Правление расплатилось с колхозниками за прошлый год и выдало аванс раньше обещанного срока. Старикам и семьям погибших на войне помощь оказали.
— Вот это другой коленкор! — шумел Прошка. — Пиши меня, Николай Семеныч, трактористом на уборку.
Венков развел руками.
— А сможете?
— Управлюсь. До войны и автомашину и трактор водил. — Прошка лихо сдвинул шапку на затылок, подтянулся, и Венков впервые увидел на лице его выражение достоинства. — Захотелось в поле, душа загорелась.
— Ну что ж. На время уборки на стройке оставим одних стариков.
— Я на автомашине хочу, — морща веснушчатое лицо, заявил Славка.
— А почему раньше не учился? — спросил Венков.
— Так ведь один грузовик был, да и тот на приколе. А когда стали давать выбракованные из воинской части, так нашлись умелые водители.
Пришел к председателю Аверьян.
— Как, дед, житье-то?
— Да ить ничего. Последние три зуба потерял.
— Как? — не понял Венков.
— Выдрала дохтурша, говорит, мешать будут новым.
Старик шамкал с присвистом, жевал слова, и можно было лишь по движению губ догадываться, о чем он говорит.
— Ну, она, доктор-то, знает. А мерку сняли?
— Чего?
— Гипсу в рот набивали?
— Фасон сняли. — Аверьян раскрыл беззубый рот, ткнул пальцем.
— И верх и низ.
— Плохо: жевать-то нечем.
— Куды там! Жевать нечем, да и девки целоваться не хотят с беззубым-то.
— Ну, ничего, сделают вам зубы, тогда…
— Дожить бы, а то так и умрешь, не целовамши.
Посмеялись, пошутили, повели серьезный разговор.
— Шумок идет по селу, шумок, — прошамкал старик, заглатывая в беззубый рот желто-зеленые усы.
— О чем же?
— Слышь, строиться станем.
— В этом году не так много, а в будущем развернемся.
— А богадельня как? Для стариков-те дом сулил?
— А-а! Так, кроме вас, никто не согласен в общежитие вселяться.
— Вона что…
— У вас домик-то еще ничего… терпимо.
— Ничего, да скукота берет.
— Займите себя чем-нибудь. Ну чего вы могли бы делать?

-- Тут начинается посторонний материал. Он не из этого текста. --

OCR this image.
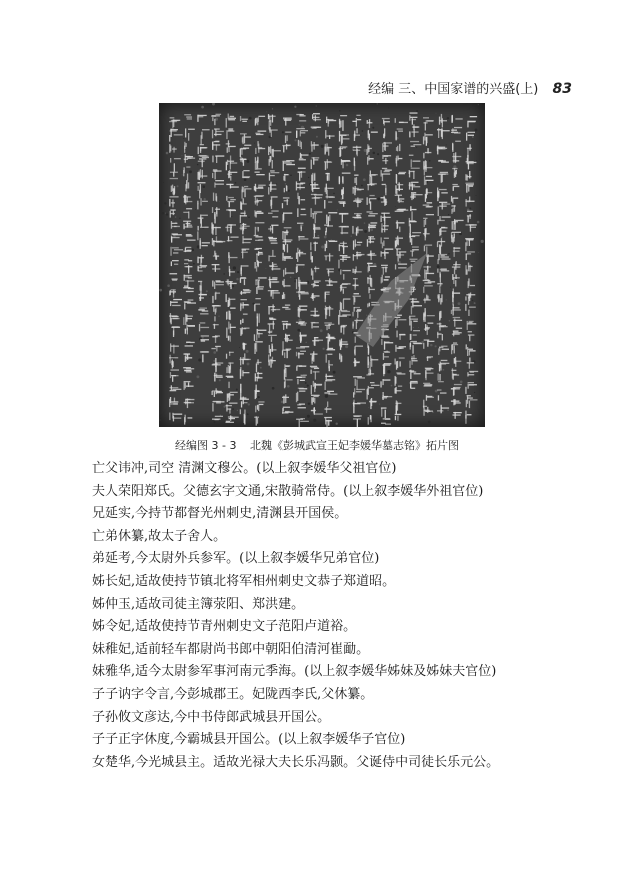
经编 三、中国家谱的兴盛(上) 83
经编图 3 - 3 北魏《彭城武宣王妃李媛华墓志铭》拓片图
亡父讳冲,司空 清渊文穆公。(以上叙李媛华父祖官位)
夫人荣阳郑氏。父德玄字文通,宋散骑常侍。(以上叙李媛华外祖官位)
兄延实,今持节都督光州刺史,清渊县开国侯。
亡弟休纂,故太子舍人。
弟延考,今太尉外兵参军。(以上叙李媛华兄弟官位)
姊长妃,适故使持节镇北将军相州刺史文恭子郑道昭。
姊仲玉,适故司徒主簿荥阳、郑洪建。
姊令妃,适故使持节青州刺史文子范阳卢道裕。
妹稚妃,适前轻车都尉尚书郎中朝阳伯清河崔勔。
妹雅华,适今太尉参军事河南元季海。(以上叙李媛华姊妹及姊妹夫官位)
子子讷字令言,今彭城郡王。妃陇西李氏,父休纂。
子孙攸文彦达,今中书侍郎武城县开国公。
子子正字休度,今霸城县开国公。(以上叙李媛华子官位)
女楚华,今光城县主。适故光禄大夫长乐冯颢。父诞侍中司徒长乐元公。
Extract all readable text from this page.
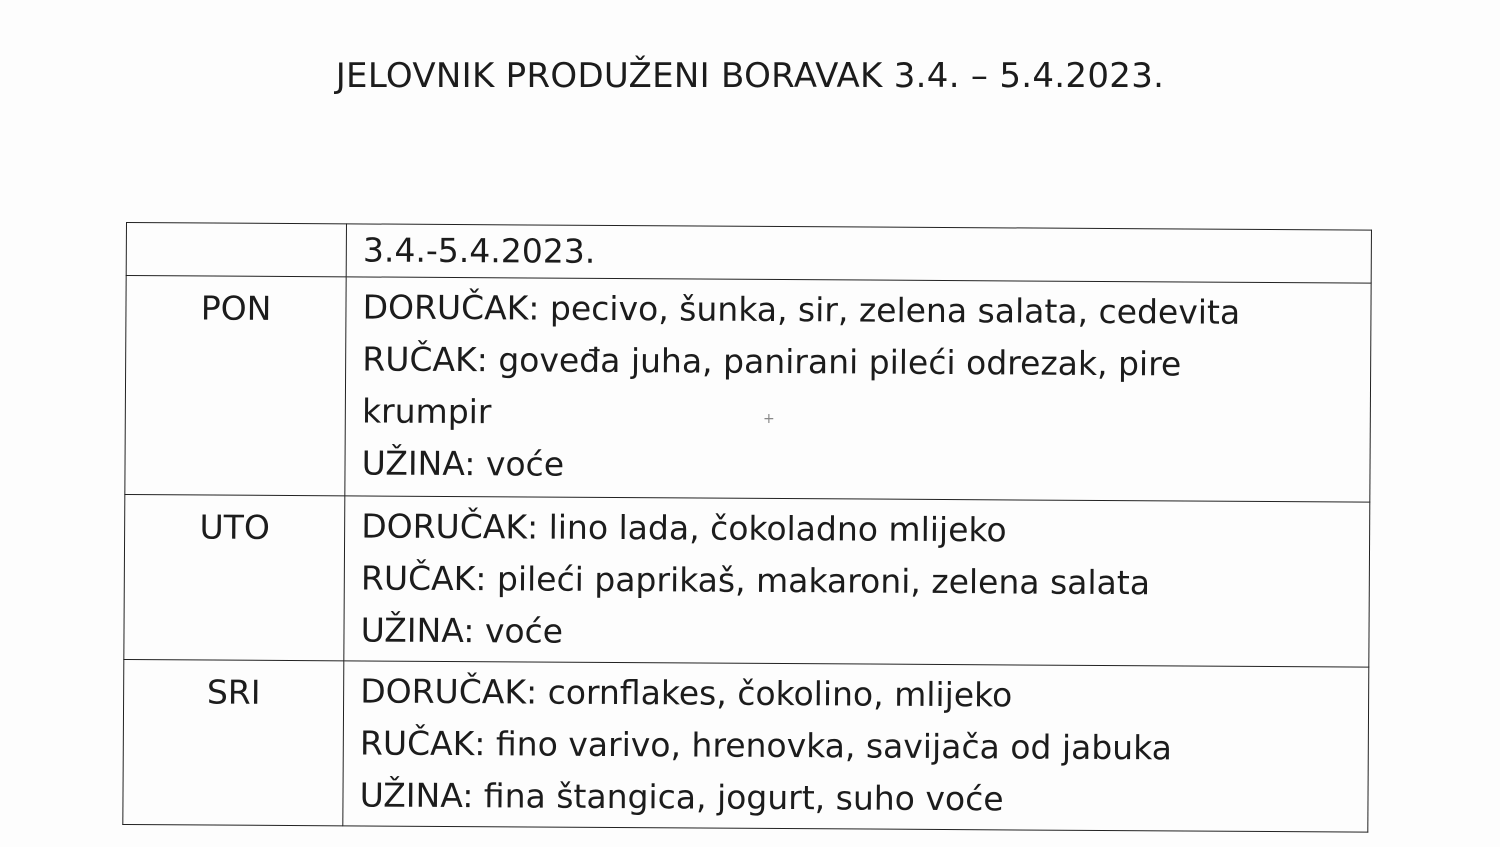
JELOVNIK PRODUŽENI BORAVAK 3.4. – 5.4.2023.
	3.4.-5.4.2023.
PON	DORUČAK: pecivo, šunka, sir, zelena salata, cedevita
RUČAK: goveđa juha, panirani pileći odrezak, pire krumpir
UŽINA: voće

UTO	DORUČAK: lino lada, čokoladno mlijeko
RUČAK: pileći paprikaš, makaroni, zelena salata
UŽINA: voće

SRI	DORUČAK: cornflakes, čokolino, mlijeko
RUČAK: fino varivo, hrenovka, savijača od jabuka
UŽINA: fina štangica, jogurt, suho voće
+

— Я, Семеныч, шорничать могу. Работа эта мне по силе. На дому сделаю. Работать, как пить-есть, хочется.
Аверьян смотрел на него светлыми глазами, в уголках которых дрожали постоянные старческие слезинки.
— Ладно, дед. Дела всем хватит. Я вам хорошую работу дам, по силам.
— Пра-а, могу еще, — с радостью ответил старик.
— Как настроение у дедушек и бабушек?
— Одобряют.
— Чего одобряют?
— Ну все это, значит… воду скотине по трубам… Слышь, по оврагам лес сажать… коровник новой… И народ работать охотится нонче.
— Есть ли у людей интерес кроме заработка?
Проведя по влажным усам неразгибающимся пальцем с толстым желтым ногтем, Аверьян раздумчиво прошамкал:
— У каждого в душе чего-нибудь да лежит, в тайничке будто. Всяк человек — на свой лад. А все люди не любят погонялки-понукалки. Как есть ни в чем. Любит человек хозяином своего дела быть. Это первее всего.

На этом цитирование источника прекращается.